Cómo Mienten las Personas de Forma Convincente
Contar una mentira creíble no es solo inventar una historia, sino construir una versión de los hechos que encaje perfectamente con lo que la otra persona ya sabe —o cree saber—. Esto es especialmente cierto en situaciones de presión, como un interrogatorio policial. Quien miente con éxito no actúa al azar, sino que anticipa las preguntas, ajusta su relato a las pruebas existentes y evita contradicciones.
Para lograrlo, el mentiroso debe entender qué información tiene su interlocutor. Se trata de un juego mental de adivinanzas estratégicas: ¿Qué sabe el interrogador? ¿Hasta dónde puede comprobar mis palabras? Una mentira eficaz no contradice los hechos conocidos, y si hay lagunas, las rellena con detalles plausibles, no con invenciones descabelladas.
Además, las personas que mienten bien suelen mantener la calma, evitan demasiados detalles innecesarios y repiten su versión con coherencia. No improvisan; preparan su relato. Lo clave no es convencer con emociones, sino con congruencia.
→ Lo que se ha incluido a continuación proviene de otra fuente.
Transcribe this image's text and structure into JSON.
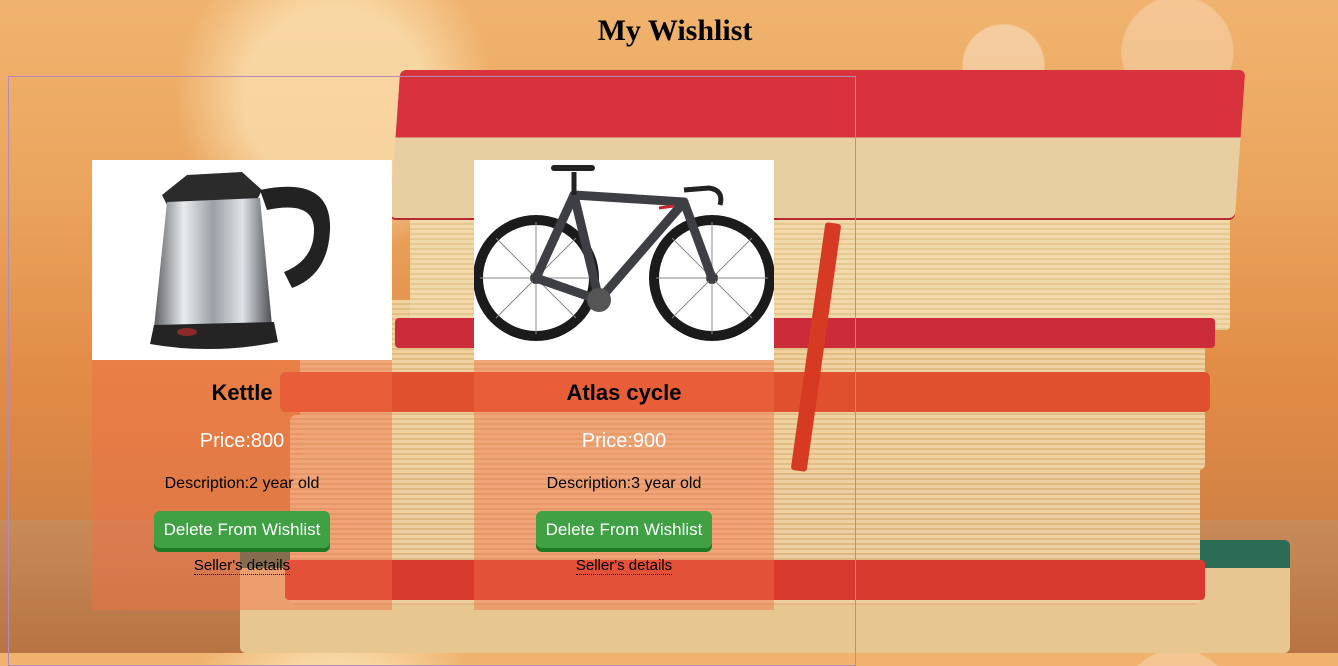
{
  "page": {
    "title": "My Wishlist"
  },
  "items": [
    {
      "name": "Kettle",
      "price": "Price:800",
      "description": "Description:2 year old",
      "delete_label": "Delete From Wishlist",
      "seller_label": "Seller's details",
      "image_icon": "kettle-image"
    },
    {
      "name": "Atlas cycle",
      "price": "Price:900",
      "description": "Description:3 year old",
      "delete_label": "Delete From Wishlist",
      "seller_label": "Seller's details",
      "image_icon": "bicycle-image"
    }
  ],
  "colors": {
    "button_green": "#3fa144",
    "card_overlay": "#f26e46",
    "frame_border": "#b58ab3"
  }
}
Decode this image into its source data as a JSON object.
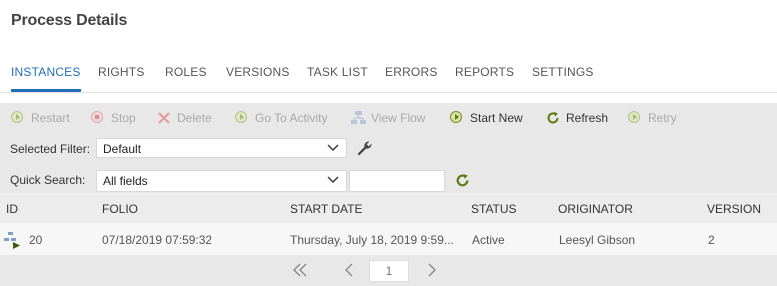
{
  "page": {
    "title": "Process Details"
  },
  "tabs": [
    {
      "label": "INSTANCES"
    },
    {
      "label": "RIGHTS"
    },
    {
      "label": "ROLES"
    },
    {
      "label": "VERSIONS"
    },
    {
      "label": "TASK LIST"
    },
    {
      "label": "ERRORS"
    },
    {
      "label": "REPORTS"
    },
    {
      "label": "SETTINGS"
    }
  ],
  "toolbar": {
    "restart": "Restart",
    "stop": "Stop",
    "delete": "Delete",
    "goto": "Go To Activity",
    "viewflow": "View Flow",
    "startnew": "Start New",
    "refresh": "Refresh",
    "retry": "Retry"
  },
  "filter": {
    "label": "Selected Filter:",
    "value": "Default"
  },
  "search": {
    "label": "Quick Search:",
    "scope": "All fields",
    "value": ""
  },
  "table": {
    "headers": {
      "id": "ID",
      "folio": "FOLIO",
      "start": "START DATE",
      "status": "STATUS",
      "originator": "ORIGINATOR",
      "version": "VERSION"
    },
    "rows": [
      {
        "id": "20",
        "folio": "07/18/2019 07:59:32",
        "start": "Thursday, July 18, 2019 9:59...",
        "status": "Active",
        "originator": "Leesyl Gibson",
        "version": "2"
      }
    ]
  },
  "pager": {
    "page": "1"
  },
  "colors": {
    "accent": "#1f6fb5",
    "panel": "#e8e8e8",
    "refresh": "#5e7a10"
  }
}
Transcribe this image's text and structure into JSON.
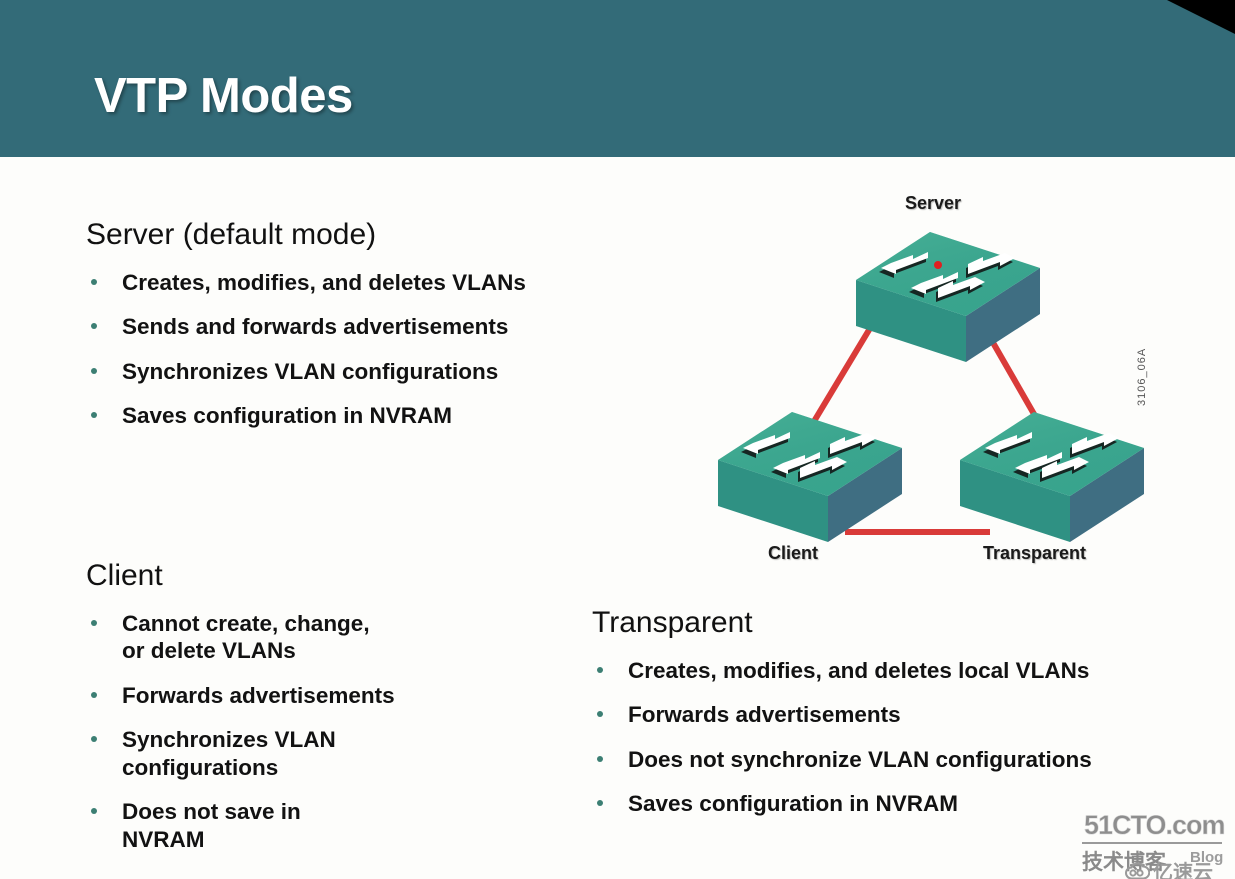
{
  "slide": {
    "title": "VTP Modes",
    "header_color": "#336b78",
    "background_color": "#fdfdfb",
    "corner_accent_color": "#000000"
  },
  "sections": {
    "server": {
      "heading": "Server (default mode)",
      "bullets": [
        [
          "Creates, modifies, and deletes VLANs"
        ],
        [
          "Sends and forwards advertisements"
        ],
        [
          "Synchronizes VLAN configurations"
        ],
        [
          "Saves configuration in NVRAM"
        ]
      ]
    },
    "client": {
      "heading": "Client",
      "bullets": [
        [
          "Cannot create, change,",
          "or delete VLANs"
        ],
        [
          "Forwards advertisements"
        ],
        [
          "Synchronizes VLAN",
          "configurations"
        ],
        [
          "Does not save in",
          "NVRAM"
        ]
      ]
    },
    "transparent": {
      "heading": "Transparent",
      "bullets": [
        [
          "Creates, modifies, and deletes local VLANs"
        ],
        [
          "Forwards advertisements"
        ],
        [
          "Does not synchronize VLAN configurations"
        ],
        [
          "Saves configuration in NVRAM"
        ]
      ]
    }
  },
  "diagram": {
    "nodes": [
      {
        "id": "server",
        "label": "Server"
      },
      {
        "id": "client",
        "label": "Client"
      },
      {
        "id": "transparent",
        "label": "Transparent"
      }
    ],
    "links": [
      {
        "from": "server",
        "to": "client"
      },
      {
        "from": "server",
        "to": "transparent"
      },
      {
        "from": "client",
        "to": "transparent"
      }
    ],
    "art_number": "3106_06A",
    "link_color": "#d93b39",
    "switch_top_color": "#3aa88f",
    "switch_front_color": "#2f9183",
    "switch_side_color": "#3f6e82",
    "status_led_color": "#e02020"
  },
  "watermark": {
    "site": "51CTO.com",
    "cn_text": "技术博客",
    "blog_text": "Blog",
    "cloud_text": "亿速云"
  },
  "bullet_marker_color": "#3c7f73"
}
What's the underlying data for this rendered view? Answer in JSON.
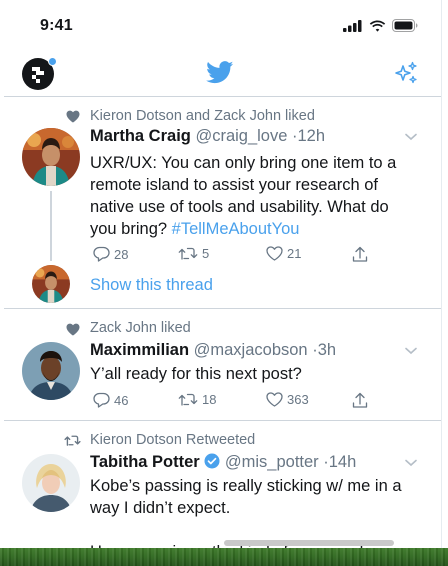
{
  "status": {
    "time": "9:41"
  },
  "colors": {
    "accent": "#4aa1ec",
    "text": "#141619",
    "muted": "#687684",
    "divider": "#ced5dc"
  },
  "tweets": [
    {
      "context": "Kieron Dotson and Zack John liked",
      "context_icon": "heart-icon",
      "name": "Martha Craig",
      "handle": "@craig_love",
      "time": "·12h",
      "text_lines": [
        "UXR/UX: You can only bring one item to a",
        "remote island to assist your research of",
        "native use of tools and usability. What do",
        "you bring? "
      ],
      "hashtag": "#TellMeAboutYou",
      "replies": "28",
      "retweets": "5",
      "likes": "21",
      "show_thread": "Show this thread"
    },
    {
      "context": "Zack John liked",
      "context_icon": "heart-icon",
      "name": "Maximmilian",
      "handle": "@maxjacobson",
      "time": "·3h",
      "text_lines": [
        "Y’all ready for this next post?"
      ],
      "replies": "46",
      "retweets": "18",
      "likes": "363"
    },
    {
      "context": "Kieron Dotson Retweeted",
      "context_icon": "retweet-icon",
      "name": "Tabitha Potter",
      "handle": "@mis_potter",
      "time": "·14h",
      "text_lines": [
        "Kobe’s passing is really sticking w/ me in a",
        "way I didn’t expect.",
        "He was an icon, the kind of person who"
      ]
    }
  ]
}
Un dato fuera de lugar, un cambio de hora o un nombre mal pronunciado pueden delatar todo el montaje.
Curiosamente, muchas veces no se necesita una mentira perfecta, sino una historia que simplemente encaje con lo que ya se cree. Por eso, muchas personas convencen no porque mientan mejor, sino porque conocen bien al que les escucha. Al final, mentir de forma convincente es, sobre todo, empatizar con el que escucha —y aprovechar sus suposiciones en tu favor.